Bu koşullarda suçlamaların oku doğal olarak bir ve tek komuta birimine yöneliyor. Devlet gemisinin kaptan makamına tek başına oturmuş şahsın sistemi de kendiyle birlikte şoka sokarak felç ettiği düşünülüyor. Daha geniş bakılırsa, devleti yönetmekle yükümlü AKP iktidarı bir bütün olarak sorumlu görünüyor; müttefikleriyle birlikte. Savunma cephesi ise bir yandan sivil inisiyatifleri hedef göstererek tepkiyi kendi üzerlerinden o tarafa atma telaşındayken, yaşanan çöküşten de geçmiş yönetimleri sorumlu tutmayı deniyor. Bununla birlikte, bir de seçimsiz iktidar hesapları yaptığı gözleniyor. Depremzedelere yeni konutlar inşa etme faaliyetleri başlatıyor. Bir de televizyonlarda tuhaf bir kampanyayla, çoğunluğu devlet kurumları ve bankalarından oluşan ‘hayırseverlerin’ deprem mağdurlarına adeta sadaka ikramını sağlıyor. PR faaliyetlerinin bir ucu da deprem felaketine Diyanet ve tarikatlar yordamıyla ilahi anlamlar kazandırmak.
Buraya kadar aktarılanlar ve anaakım muhalefetten gelen eleştirilerin büyük çoğunluğu, sorumlu olarak Erdoğan ve AKP’yi karşısına alır nitelikte. Sorun devlet aygıtının yanlış idaresinde. Bazı muhalif yorumcular daha da ileri gidip ‘99 depreminin nasıl da bundan farklı olduğu, TSK’nın ve diğer devlet kurumlarının nasıl derhal seferber edilerek canla başla hayat kurtardıkları üzerine Z kuşağının kulağına tatlı ninniler söylüyorlar. Oysa yirmi dört yıl önce o felaketin mağdurlarıyla omuz omuza çalışmış olan dayanışma gönüllüleri, hiç de öyle olmadığını, birebir olmasa da çok benzer devlet-toplum, asker-sivil, merkezi yönetim-yerel yönetim ikilemlerinden kaynaklanan sorunlarla mücadele etmek zorunda kalındığını iyi bilirler. O depremde devlet aygıtı şimdiki anaakım muhalefetin selefi olduğunu söyleyebileceğimiz ellerdeydi ve o zaman da şok ve ardından felç geçirmiş, sonunda da en etkili icraat olarak kayıtlardaki ölüm sayısını kağıt üzerinde 17 bin rakamında sabitleme başarısına imza atmıştı. Denize atılan molozlardan her yanı saran ceset kokusu, gerçek rakamın birkaç kat fazla olduğunun en somut kanıtıydı.

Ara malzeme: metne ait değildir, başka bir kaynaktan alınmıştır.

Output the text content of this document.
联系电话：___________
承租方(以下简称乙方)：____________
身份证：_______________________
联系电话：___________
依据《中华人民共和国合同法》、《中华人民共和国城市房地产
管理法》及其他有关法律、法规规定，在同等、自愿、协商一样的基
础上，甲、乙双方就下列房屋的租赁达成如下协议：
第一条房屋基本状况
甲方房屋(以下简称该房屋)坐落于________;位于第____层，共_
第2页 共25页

Kendi deneyimimdir: Gölcük’te iki kardeş birkaç gün kurtarılmayı bekledi, bütün çabalarımıza rağmen kimse yardıma gelmedi. Sebebi, bütün kurtarma timlerinin ve iş makinelerinin Donanma Komutanlığı’nda enkaz altında kalan amiraller kurtarılana kadar orada bekletilmesiydi. Sonuçta bu iki genç arkadaşımızın cenazelerini enkaz altından çıkarmak için yüklüce rüşvet ödeyerek bir iş makinesini çalıştırtabilmiştik. Hayatlarını kurtaramamıştık ama onları insanlık onuruna yakışır biçimde gömebilmek de nihayetinde bir ayrıcalıktı. Milli eğitim mektep tedrisatından zaten aşina olduğumuz devletin bireye ve topluma, askerin sivile, merkezin yerele vb. önceliği, acılar içinde beynimize bir kez daha çakılmıştı.
İşte o nedenle AKP’yi, Erdoğan’ı, siyasal İslamcı zihniyeti ya da hükümeti, devleti yanlış yönetiyorlar diye suçlamak, doğruluk payı olmakla birlikte her şeyi açıklamıyor. Adorno, ‘Yanlış hayat doğru yaşanmaz’ demişti. Yanlış bir devleti doğru yönetmek de o ölçüde imkânsız olsa gerek.